Oui, il existe des personnes qui te connaissent bien et
connaissent ta souffrance. Ta souffrance? La notre aussi, ne
t'inquiète pas, Enfant. Tu joues encore, même dans un enfer de
ferrailles, d'odeurs, de bruits horribles qui t'empêche de
dormir toi et ta famille. Dans ma classe, je découvre les
guerres du passé avec mes élèves, toi tu les vis. Je leur
explique les droits des enfants qu'ils ont la chance d'avoir,
toi on te les vole, on les viole. Je leur explique qu'en France
nous vivons pour et grâce à de merveilleux principes: la
liberté, l'égalité, la fraternité. Il n'y a que le mot
fraternité que tu dois comprendre. La liberté c'est toi, mais tu
ne vas sûrement pas la voir chez les grands, on leur a volée en
grandissant.
Tu sais, dans ma classe, avec les enfants on apprend à écrire,
on fabrique des livres, on écrit un journal, on apprend à
réfléchir, on apprend à penser...Peut-être qu'un jour, ils
pourront t'écrire et te parler! Toi aussi tu pourrais nous
écrire, nous raconter ta vie, tes jeux et peut-être nous rendre
visite. Nous on ne pourra venir chez toi, car les grands de ton
pays vivent dans une grande, grande prison à ciel ouvert. Le
monde des grands est vraiment injuste, tu sais.
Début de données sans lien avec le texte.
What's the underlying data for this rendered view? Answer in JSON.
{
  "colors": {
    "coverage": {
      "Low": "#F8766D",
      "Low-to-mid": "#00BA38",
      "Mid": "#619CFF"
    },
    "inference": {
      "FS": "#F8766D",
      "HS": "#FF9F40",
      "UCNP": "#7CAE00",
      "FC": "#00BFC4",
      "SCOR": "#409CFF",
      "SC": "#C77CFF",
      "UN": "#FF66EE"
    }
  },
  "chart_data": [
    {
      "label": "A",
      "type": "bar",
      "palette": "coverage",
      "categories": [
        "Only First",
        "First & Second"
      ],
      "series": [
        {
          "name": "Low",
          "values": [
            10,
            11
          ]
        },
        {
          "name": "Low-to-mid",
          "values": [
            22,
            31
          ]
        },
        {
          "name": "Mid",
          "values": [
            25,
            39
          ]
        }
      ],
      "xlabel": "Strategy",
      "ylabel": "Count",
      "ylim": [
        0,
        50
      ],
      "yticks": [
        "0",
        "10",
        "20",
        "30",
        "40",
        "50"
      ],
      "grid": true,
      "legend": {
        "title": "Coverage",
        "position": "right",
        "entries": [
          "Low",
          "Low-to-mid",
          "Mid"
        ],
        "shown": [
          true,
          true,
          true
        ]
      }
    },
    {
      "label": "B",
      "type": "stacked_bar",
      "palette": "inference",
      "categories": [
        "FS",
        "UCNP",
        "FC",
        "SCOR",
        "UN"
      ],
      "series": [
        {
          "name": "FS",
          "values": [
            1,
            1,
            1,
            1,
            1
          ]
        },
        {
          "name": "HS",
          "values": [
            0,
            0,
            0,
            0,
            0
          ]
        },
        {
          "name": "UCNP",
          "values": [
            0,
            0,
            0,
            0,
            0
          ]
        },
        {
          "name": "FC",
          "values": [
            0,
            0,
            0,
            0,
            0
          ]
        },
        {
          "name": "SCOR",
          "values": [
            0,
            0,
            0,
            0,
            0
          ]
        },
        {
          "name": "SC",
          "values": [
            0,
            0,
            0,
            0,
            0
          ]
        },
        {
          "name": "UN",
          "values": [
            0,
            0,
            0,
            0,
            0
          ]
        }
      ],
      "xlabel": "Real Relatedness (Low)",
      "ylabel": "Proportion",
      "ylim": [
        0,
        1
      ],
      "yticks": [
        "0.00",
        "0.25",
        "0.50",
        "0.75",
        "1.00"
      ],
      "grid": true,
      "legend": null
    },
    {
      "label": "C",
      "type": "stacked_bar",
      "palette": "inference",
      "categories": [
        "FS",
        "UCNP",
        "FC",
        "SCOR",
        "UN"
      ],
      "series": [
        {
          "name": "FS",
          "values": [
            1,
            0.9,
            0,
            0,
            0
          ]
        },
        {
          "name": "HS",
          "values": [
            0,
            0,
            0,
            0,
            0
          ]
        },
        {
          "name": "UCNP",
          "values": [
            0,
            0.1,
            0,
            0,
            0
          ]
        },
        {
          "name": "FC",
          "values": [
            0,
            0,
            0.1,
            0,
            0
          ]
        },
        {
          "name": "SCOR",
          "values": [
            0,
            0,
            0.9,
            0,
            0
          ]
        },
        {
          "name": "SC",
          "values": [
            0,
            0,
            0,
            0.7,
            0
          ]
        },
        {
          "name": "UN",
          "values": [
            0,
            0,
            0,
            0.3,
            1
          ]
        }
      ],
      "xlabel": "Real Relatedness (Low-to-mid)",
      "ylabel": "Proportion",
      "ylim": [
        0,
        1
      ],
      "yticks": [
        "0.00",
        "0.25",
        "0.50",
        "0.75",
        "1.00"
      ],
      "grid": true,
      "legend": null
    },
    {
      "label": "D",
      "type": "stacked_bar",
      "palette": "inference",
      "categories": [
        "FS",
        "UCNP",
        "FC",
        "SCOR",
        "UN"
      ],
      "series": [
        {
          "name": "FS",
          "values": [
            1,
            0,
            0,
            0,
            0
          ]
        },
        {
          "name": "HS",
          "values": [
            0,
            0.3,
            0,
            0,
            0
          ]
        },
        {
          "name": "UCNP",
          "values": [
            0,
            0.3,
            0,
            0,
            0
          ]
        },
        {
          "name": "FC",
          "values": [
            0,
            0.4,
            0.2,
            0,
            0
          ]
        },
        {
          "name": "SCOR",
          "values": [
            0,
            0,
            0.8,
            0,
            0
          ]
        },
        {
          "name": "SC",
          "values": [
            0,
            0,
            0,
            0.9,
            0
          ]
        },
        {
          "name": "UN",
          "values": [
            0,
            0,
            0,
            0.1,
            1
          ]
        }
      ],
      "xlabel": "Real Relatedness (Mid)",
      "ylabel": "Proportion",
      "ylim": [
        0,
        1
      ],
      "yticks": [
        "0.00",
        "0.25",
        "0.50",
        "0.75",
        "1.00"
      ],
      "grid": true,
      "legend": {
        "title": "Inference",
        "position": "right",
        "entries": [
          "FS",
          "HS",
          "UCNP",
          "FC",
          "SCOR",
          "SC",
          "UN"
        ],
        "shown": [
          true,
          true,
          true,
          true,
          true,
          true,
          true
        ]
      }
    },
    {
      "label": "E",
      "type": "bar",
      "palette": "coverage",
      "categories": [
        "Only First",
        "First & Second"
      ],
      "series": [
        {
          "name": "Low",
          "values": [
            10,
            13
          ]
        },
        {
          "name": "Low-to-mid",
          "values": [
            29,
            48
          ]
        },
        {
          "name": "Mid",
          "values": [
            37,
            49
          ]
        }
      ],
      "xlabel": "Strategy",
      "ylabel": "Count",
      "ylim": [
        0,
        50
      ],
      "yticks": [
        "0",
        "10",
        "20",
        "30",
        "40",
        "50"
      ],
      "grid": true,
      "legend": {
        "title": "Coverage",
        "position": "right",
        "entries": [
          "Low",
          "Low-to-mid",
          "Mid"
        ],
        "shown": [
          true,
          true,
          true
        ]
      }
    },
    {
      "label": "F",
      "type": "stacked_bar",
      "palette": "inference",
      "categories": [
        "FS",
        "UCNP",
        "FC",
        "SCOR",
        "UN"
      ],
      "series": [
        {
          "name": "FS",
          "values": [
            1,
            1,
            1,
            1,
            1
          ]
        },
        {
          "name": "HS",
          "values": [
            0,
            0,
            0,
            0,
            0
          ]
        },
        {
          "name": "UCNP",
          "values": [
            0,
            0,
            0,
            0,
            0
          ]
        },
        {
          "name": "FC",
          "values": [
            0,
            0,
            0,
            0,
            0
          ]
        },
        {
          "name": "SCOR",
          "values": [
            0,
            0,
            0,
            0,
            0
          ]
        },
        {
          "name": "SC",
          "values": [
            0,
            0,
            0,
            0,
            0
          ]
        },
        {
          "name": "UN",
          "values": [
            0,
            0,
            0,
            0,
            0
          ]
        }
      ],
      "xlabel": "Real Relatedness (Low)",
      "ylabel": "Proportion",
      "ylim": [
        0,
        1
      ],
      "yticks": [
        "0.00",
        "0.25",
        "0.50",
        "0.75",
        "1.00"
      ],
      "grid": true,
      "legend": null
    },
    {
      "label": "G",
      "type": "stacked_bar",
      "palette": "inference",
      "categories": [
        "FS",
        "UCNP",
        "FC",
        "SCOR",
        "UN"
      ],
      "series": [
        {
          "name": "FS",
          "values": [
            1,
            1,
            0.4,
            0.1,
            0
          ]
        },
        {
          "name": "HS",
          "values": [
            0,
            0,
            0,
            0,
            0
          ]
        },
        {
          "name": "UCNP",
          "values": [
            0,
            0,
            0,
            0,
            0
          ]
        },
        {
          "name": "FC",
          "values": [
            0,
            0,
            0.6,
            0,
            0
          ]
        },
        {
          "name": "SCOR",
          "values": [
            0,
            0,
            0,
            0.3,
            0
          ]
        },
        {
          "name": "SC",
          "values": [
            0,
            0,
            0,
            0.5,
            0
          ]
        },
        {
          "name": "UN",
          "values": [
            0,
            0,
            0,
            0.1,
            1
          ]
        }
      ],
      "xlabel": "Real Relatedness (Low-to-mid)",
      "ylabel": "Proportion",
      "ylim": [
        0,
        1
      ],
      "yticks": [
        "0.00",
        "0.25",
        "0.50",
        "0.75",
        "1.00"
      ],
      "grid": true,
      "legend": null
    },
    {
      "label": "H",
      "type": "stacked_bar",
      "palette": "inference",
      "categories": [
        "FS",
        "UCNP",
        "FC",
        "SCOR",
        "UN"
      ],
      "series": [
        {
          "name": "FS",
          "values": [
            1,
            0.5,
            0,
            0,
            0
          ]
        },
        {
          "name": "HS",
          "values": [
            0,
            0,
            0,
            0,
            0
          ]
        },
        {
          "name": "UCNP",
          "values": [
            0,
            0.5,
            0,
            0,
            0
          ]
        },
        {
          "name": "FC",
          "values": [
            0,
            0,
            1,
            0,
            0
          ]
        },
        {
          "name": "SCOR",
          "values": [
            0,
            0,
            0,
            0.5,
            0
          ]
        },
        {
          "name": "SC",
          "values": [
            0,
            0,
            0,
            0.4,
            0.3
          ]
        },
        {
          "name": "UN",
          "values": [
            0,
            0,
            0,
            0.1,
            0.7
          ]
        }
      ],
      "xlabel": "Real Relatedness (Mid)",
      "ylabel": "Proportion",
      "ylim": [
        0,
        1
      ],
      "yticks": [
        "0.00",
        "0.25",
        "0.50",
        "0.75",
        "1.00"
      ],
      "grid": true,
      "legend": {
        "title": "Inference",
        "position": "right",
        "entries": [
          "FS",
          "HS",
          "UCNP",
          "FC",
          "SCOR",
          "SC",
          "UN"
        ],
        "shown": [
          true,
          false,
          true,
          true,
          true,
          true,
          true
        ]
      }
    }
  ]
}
Dans le monde on parle de justice mais à la racine, on l'a
arrachée.
Quand tu grandiras...enfin si tu peux grandir, tu verras
l'hypocrisie du monde, l'hypocrisie de beaucoup de gens qui
parlent de principes partout mais ne voudront jamais les
appliquer pour ton pays. Pour eux, tu n'existes pas, la
souffrance et la mort de tes camarades n'existent pas, ton
humanité n'existe pas. Tu sais dans mon pays, nous donnons tout
aux enfants, on essaie de tout donner. Tu comprendras que dans
notre planète il existe des enfants qui ne sont pas comme les
autres, ils valent moins que les autres, ils ne représentent que
des statistiques macabres. L'enfance de ton pays est sacrifiée
sur l'autel des principes à géométrie variable.
Je t'écris de mon cœur...
...Ne t'inquiète pas, je
te le jure, beaucoup dans le monde, t'aiment. Tu es en nous, on
fera tout pour te rendre le sourire, c'est juré. Beaucoup ont
conscience de leur profonde humanité, de la fragilité et de la
grandeur de leur existence.
Je vais te proposer un jeu, si tu le veux. Je sais que dans ton
pays il y a de superbes oliviers. Tu sais, je vais planter un
petit arbre chez moi, je te demanderai de planter un olivier
dans le coin de terre que tu trouveras. Demande à tes copains de
t'aider et arrosez-le de temps en temps (je sais que l'eau te
manque, elle est plein de saletés). Chaque fois que je verrai
cet arbre, je penserai à toi. Pense à nous quand tu verras le
tien. Un jour ces arbres donneront leurs fruits. Et puis je sais
que la vie est fragile pour toi et tes copains, apprend leur ce
jeu.
Enfin, tu sais que tous les enfants du monde te connaissent, ils
sont comme toi. Ils sont la vie qui rayonnent en nous. Continue
à jouer, à sourire, à partager, à t'émerveiller, à t'exprimer, à
tâtonner...
Tu sais, ensemble, nous sommes le monde. Si tu n'es plus là nous
ne sommes plus rien. On a besoin de toi, pour retrouver notre
humanité et notre solidarité.
Mon rêve est qu'un jour les Frontières, Les Barrières, les
Œillères n'existent
plus!
Pour que l'on puisse te rendre visite et t'aider à prendre soin
de ton olivier. Tu pourrais venir chez nous, en France,
pour nous apprendre l'humanité et la joie de vivre.
Si tu n'es plus, nous ne sommes plus rien.
Cœur ouvert aux enfants de tout pays...je t'écris.
Othmane
Un professeur des écoles, un citoyen du monde.